Editorial | Tighter tobacco laws need teeth

Image: ©Studio-Annika/istock.com

While it is all very well for the government to be introducing reforms to tobacco control laws, it should also weigh up how effective they can be when existing legislation around smoking in public has been so poorly enforced.

The Department of Health’s new bill on tobacco products seeks to protect the public – smokers included – even further. But there is little evidence to suggest that drastic steps first introduced more than 20 years ago with a lot of fanfare and the same objective – with subsequent additions – were ever really as effective as was hoped.

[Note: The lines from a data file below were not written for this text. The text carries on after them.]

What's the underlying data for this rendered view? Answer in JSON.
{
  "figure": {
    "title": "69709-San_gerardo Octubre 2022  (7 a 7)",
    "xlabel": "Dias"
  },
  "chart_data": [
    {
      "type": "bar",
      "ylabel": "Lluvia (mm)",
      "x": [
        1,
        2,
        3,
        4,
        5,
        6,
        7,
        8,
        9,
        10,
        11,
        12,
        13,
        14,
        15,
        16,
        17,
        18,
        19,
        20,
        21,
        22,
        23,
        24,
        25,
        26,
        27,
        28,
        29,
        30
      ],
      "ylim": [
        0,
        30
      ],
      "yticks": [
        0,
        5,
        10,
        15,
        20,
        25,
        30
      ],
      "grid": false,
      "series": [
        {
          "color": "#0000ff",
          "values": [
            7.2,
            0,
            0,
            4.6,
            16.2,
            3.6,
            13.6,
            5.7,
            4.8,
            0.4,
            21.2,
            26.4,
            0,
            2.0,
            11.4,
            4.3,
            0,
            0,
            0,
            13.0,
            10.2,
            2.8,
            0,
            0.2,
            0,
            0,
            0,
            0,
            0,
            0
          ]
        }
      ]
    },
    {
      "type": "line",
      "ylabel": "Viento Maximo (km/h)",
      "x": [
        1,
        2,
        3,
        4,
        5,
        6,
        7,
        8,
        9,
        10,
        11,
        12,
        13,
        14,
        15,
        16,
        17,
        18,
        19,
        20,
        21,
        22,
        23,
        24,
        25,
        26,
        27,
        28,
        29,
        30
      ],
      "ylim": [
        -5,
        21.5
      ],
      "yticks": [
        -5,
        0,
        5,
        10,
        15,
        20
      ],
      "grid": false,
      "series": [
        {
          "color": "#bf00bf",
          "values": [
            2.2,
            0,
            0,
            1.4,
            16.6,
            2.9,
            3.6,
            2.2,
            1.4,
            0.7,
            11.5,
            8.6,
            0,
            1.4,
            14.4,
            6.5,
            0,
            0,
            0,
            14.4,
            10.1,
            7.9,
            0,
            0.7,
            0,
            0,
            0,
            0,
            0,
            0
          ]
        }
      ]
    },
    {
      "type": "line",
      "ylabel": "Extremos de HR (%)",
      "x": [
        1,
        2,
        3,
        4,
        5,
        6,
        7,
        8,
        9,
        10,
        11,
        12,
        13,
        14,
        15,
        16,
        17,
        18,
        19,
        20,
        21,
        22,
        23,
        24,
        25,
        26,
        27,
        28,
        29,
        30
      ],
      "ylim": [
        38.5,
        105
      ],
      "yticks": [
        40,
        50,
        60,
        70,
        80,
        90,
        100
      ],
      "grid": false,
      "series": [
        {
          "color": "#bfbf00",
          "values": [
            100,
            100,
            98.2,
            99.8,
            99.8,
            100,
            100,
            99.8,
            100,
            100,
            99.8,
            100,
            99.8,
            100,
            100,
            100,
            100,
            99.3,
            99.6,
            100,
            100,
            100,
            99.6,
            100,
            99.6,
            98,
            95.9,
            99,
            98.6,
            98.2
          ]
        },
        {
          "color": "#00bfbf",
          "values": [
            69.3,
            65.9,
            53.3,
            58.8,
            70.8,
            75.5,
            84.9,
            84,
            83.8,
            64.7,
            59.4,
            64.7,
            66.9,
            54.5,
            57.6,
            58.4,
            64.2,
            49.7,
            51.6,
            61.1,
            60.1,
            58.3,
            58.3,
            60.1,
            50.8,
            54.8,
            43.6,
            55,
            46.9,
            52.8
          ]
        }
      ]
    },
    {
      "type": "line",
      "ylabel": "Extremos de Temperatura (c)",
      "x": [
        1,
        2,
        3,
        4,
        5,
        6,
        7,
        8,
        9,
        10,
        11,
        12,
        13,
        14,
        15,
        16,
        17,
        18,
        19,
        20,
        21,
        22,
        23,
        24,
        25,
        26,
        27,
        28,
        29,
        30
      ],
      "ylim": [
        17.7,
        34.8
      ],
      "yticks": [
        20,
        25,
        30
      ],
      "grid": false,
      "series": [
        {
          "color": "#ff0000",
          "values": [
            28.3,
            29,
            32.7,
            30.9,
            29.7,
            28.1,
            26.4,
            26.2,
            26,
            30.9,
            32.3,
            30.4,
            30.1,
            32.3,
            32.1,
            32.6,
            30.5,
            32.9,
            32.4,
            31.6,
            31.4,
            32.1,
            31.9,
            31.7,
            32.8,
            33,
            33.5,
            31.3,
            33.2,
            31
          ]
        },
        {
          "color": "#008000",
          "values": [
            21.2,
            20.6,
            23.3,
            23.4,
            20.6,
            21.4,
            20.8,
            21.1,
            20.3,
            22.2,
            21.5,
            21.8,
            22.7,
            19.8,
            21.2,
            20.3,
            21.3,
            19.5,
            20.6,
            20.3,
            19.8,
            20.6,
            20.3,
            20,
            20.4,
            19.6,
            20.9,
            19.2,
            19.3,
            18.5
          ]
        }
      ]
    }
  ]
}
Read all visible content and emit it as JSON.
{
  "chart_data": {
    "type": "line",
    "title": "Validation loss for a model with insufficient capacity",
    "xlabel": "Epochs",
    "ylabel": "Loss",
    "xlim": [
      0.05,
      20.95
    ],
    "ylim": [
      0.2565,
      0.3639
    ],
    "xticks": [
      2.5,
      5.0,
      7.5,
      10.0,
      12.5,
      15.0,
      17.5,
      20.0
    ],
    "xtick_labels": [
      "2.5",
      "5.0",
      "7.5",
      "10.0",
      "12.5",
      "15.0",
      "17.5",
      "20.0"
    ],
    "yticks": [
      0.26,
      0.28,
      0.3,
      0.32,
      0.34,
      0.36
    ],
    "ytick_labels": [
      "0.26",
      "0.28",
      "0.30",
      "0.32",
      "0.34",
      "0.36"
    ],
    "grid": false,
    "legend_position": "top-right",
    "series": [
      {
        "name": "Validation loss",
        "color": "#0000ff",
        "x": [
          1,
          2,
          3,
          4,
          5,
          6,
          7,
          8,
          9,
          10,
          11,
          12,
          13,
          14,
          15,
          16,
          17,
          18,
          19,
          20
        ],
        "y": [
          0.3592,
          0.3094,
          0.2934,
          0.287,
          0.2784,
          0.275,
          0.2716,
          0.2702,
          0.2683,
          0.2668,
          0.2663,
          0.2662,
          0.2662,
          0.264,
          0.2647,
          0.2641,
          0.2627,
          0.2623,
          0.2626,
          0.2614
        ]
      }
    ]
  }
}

One of the most intendedly stringent of these rules was compelling restaurants and bars to have designated smoking areas, which caused something of a backlash from such businesses.

But while many complied at the time – incurring substantial renovation costs – you would be hard pressed to find a pub these days which still adheres to the regulations strictly by the book.

Indeed, many just ignore the requirement altogether.
The problem has always been one of policing, and a law which cannot be effectively invoked with prosecutions and sanctions is not really a law at all.

That same drawback will apply to aspects of the proposed new legislation, such as the complete ban on smoking in outdoor public places – which, while well-intentioned, will prove virtually impossible to implement with any degree of success if the goal is guardianship of public health.

It may be a welcome move, but whether it makes any difference to the way smokers – reduced by now to be a naturally furtive species – will behave remains to be seen.

What the new bill does offer in way of a concrete move to reduce health hazards is the regulation of e-cigarettes and other electronic nicotine devices for the first time.

There has been growing evidence for some years now that such smoking alternatives are not as clean and safe as first promoted, and that while the level of toxicity is reduced, it is by no means removed.

Make no mistake, the government has made huge strides in controlling tobacco use since it first set on this path in the early 1990s with the country facing an epidemic when it came to numbers of smokers. But it needs to also devise methods of how best to execute its strategy so that it can more forcefully meet its purpose.